We've noticed that often when there is a hit range:
  • there is only one IP for each domain
  • there is a range of about 20-30 of those
and that this does not seem to be that common. Let's see if that is a reasonable fingerprint or not.
Note that although this is the most common case, we have found multiple hits that viewdns.info maps to the same IP.
First we create a table u (unique) that only have domains which are the only domain for an IP, let's see by how much that lowers the 191 M total unique domains:
time sqlite3 u.sqlite 'create table t (d text, i text)'
time sqlite3 av.sqlite -cmd "attach 'u.sqlite' as u" "insert into u.t select min(d) as d, min(i) as i from t where d not like '%.%.%' group by i having count(distinct d) = 1"
The not like '%.%.%' removes subdomains from the counts so that CGI comms are still included, and distinct in count(distinct is because we have multiple entries at different timestamps for some of the hits.
Let's start with the 208 subset to see how it goes:
time sqlite3 av.sqlite -cmd "attach 'u.sqlite' as u" "insert into u.t select min(d) as d, min(i) as i from t where i glob '208.*' and d not like '%.%.%' and (d like '%.com' or d like '%.net') group by i having count(distinct d) = 1"
OK, after we fixed bugs with the above we are down to 4 million lines with unique domain/IP pairs and which contains all of the original hits! Almost certainly more are to be found!
This data is so valuable that we've decided to upload it to: archive.org/details/2013-dns-census-a-novirt.csv Format:
8,chrisjmcgregor.com
11,80end.com
28,fine5.net
38,bestarabictv.com
49,xy005.com
50,cmsasoccer.com
80,museemontpellier.net
100,newtiger.com
108,lps-promptservice.com
111,bridesmaiddressesshow.com
The numbers of the first column are the IPs as a 32-bit integer representation, which is more useful to search for ranges in.
To make a histogram with the distribution of the single hostname IPs:
#!/usr/bin/env bash
bin=$((2**24))
sqlite3 2013-dns-census-a-novirt.sqlite -cmd '.mode csv' >2013-dns-census-a-novirt-hist.csv <<EOF
select i, sum(cnt) from (
  select floor(i/${bin}) as i,
         count(*) as cnt
    from t
    group by 1
  union
  select *, 0 as cnt from generate_series(0, 255)
)
group by i
EOF
gnuplot \
  -e 'set terminal svg size 1200, 800' \
  -e 'set output "2013-dns-census-a-novirt-hist.svg"' \
  -e 'set datafile separator ","' \
  -e 'set tics scale 0' \
  -e 'unset key' \
  -e 'set xrange[0:255]' \
  -e 'set title "Counts of IPs with a single hostname"' \
  -e 'set xlabel "IPv4 first byte"' \
  -e 'set ylabel "count"' \
  -e 'plot "2013-dns-census-a-novirt-hist.csv" using 1:2:1 with labels' \
;
Which gives the following useless noise, there is basically no pattern:
https://raw.githubusercontent.com/cirosantilli/media/master/cia-2010-covert-communication-websites/2013-dns-census-a-novirt-hist.svg
There are two keywords that are killers: "news" and "world" and their translations or closely related words.

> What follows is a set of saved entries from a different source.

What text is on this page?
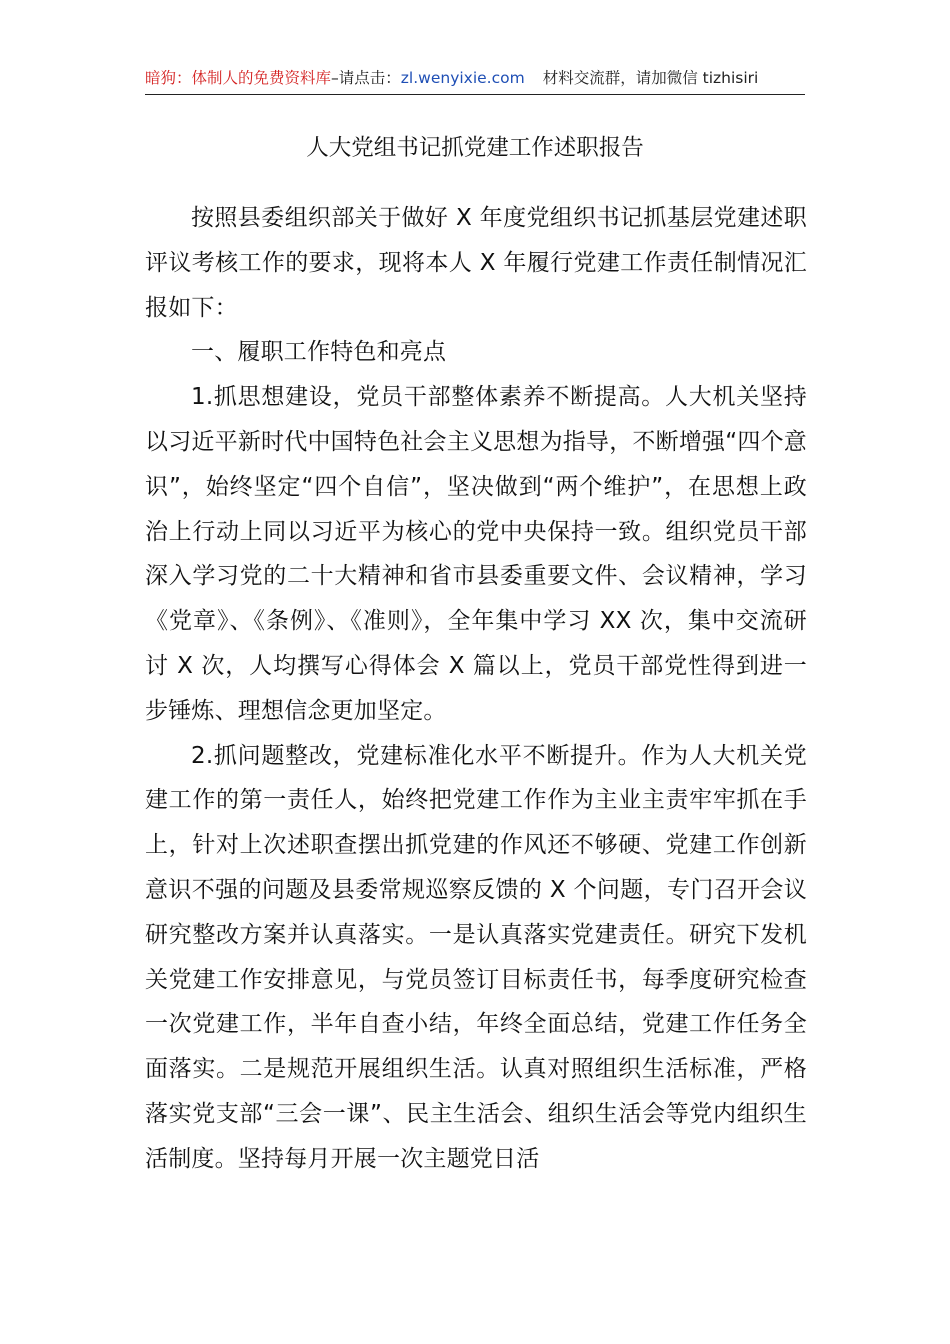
暗狗：体制人的免费资料库–请点击：zl.wenyixie.com 材料交流群，请加微信 tizhisiri
人大党组书记抓党建工作述职报告

按照县委组织部关于做好 X 年度党组织书记抓基层党建述职评议考核工作的要求，现将本人 X 年履行党建工作责任制情况汇报如下：

一、履职工作特色和亮点

1.抓思想建设，党员干部整体素养不断提高。人大机关坚持以习近平新时代中国特色社会主义思想为指导，不断增强“四个意识”，始终坚定“四个自信”，坚决做到“两个维护”，在思想上政治上行动上同以习近平为核心的党中央保持一致。组织党员干部深入学习党的二十大精神和省市县委重要文件、会议精神，学习《党章》、《条例》、《准则》，全年集中学习 XX 次，集中交流研讨 X 次，人均撰写心得体会 X 篇以上，党员干部党性得到进一步锤炼、理想信念更加坚定。

2.抓问题整改，党建标准化水平不断提升。作为人大机关党建工作的第一责任人，始终把党建工作作为主业主责牢牢抓在手上，针对上次述职查摆出抓党建的作风还不够硬、党建工作创新意识不强的问题及县委常规巡察反馈的 X 个问题，专门召开会议研究整改方案并认真落实。一是认真落实党建责任。研究下发机关党建工作安排意见，与党员签订目标责任书，每季度研究检查一次党建工作，半年自查小结，年终全面总结，党建工作任务全面落实。二是规范开展组织生活。认真对照组织生活标准，严格落实党支部“三会一课”、民主生活会、组织生活会等党内组织生活制度。坚持每月开展一次主题党日活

Everything else is hard. So a good start is:
grep -e news -e noticias -e nouvelles -e world -e global
iran + football:
  • iranfootballsource.com: the third hit for this area after the two given by Reuters! Epic.
3 easy hits with "noticias" (news in Portuguese or Spanish"), uncovering two brand new ip ranges:
  • 66.45.179.205 noticiasporjanua.com
  • 66.237.236.247 comunidaddenoticias.com
  • 204.176.38.143 noticiassofisticadas.com
Let's see some French "nouvelles/actualites" for those tumultuous Maghrebis:
  • 216.97.231.56 nouvelles-d-aujourdhuis.com
news + world:
  • 210.80.75.55 philippinenewsonline.net
news + global:
  • 204.176.39.115 globalprovincesnews.com
  • 212.209.74.105 globalbaseballnews.com
  • 212.209.79.40: hydradraco.com
OK, I've decided to do a complete Wayback Machine CDX scanning of news... Searching for .JAR or https.*cgi-bin.*\.cgi are killers, particularly the .jar hits, here's what came out:
  • 62.22.60.49 telecom-headlines.com
  • 62.22.61.206 worldnewsnetworking.com
  • 64.16.204.55 holein1news.com
  • 66.104.169.184 bcenews.com
  • 69.84.156.90 stickshiftnews.com
  • 74.116.72.236 techtopnews.com
  • 74.254.12.168 non-stop-news.net
  • 193.203.49.212 inews-today.com
  • 199.85.212.118 just-kidding-news.com
  • 207.210.250.132 aeronet-news.com
  • 212.4.18.129 sightseeingnews.com
  • 212.209.90.84 thenewseditor.com
  • 216.105.98.152 modernarabicnews.com
Wayback Machine CDX scanning of "world":
  • 66.104.173.186 myworldlymusic.com
"headline": only 140 matches in 2013-dns-census-a-novirt.csv and 3 hits out of 269 hits. Full inspection without CDX led to no new hits.
"today": only 3.5k matches in 2013-dns-census-a-novirt.csv and 12 hits out of 269 hits, TODO how many on those on 2013-dns-census-a-novirt? No new hits.
"world", "global", "international", and spanish/portuguese/French versions like "mondo", "mundo", "mondi": 15k matches in 2013-dns-census-a-novirt.csv. No new hits.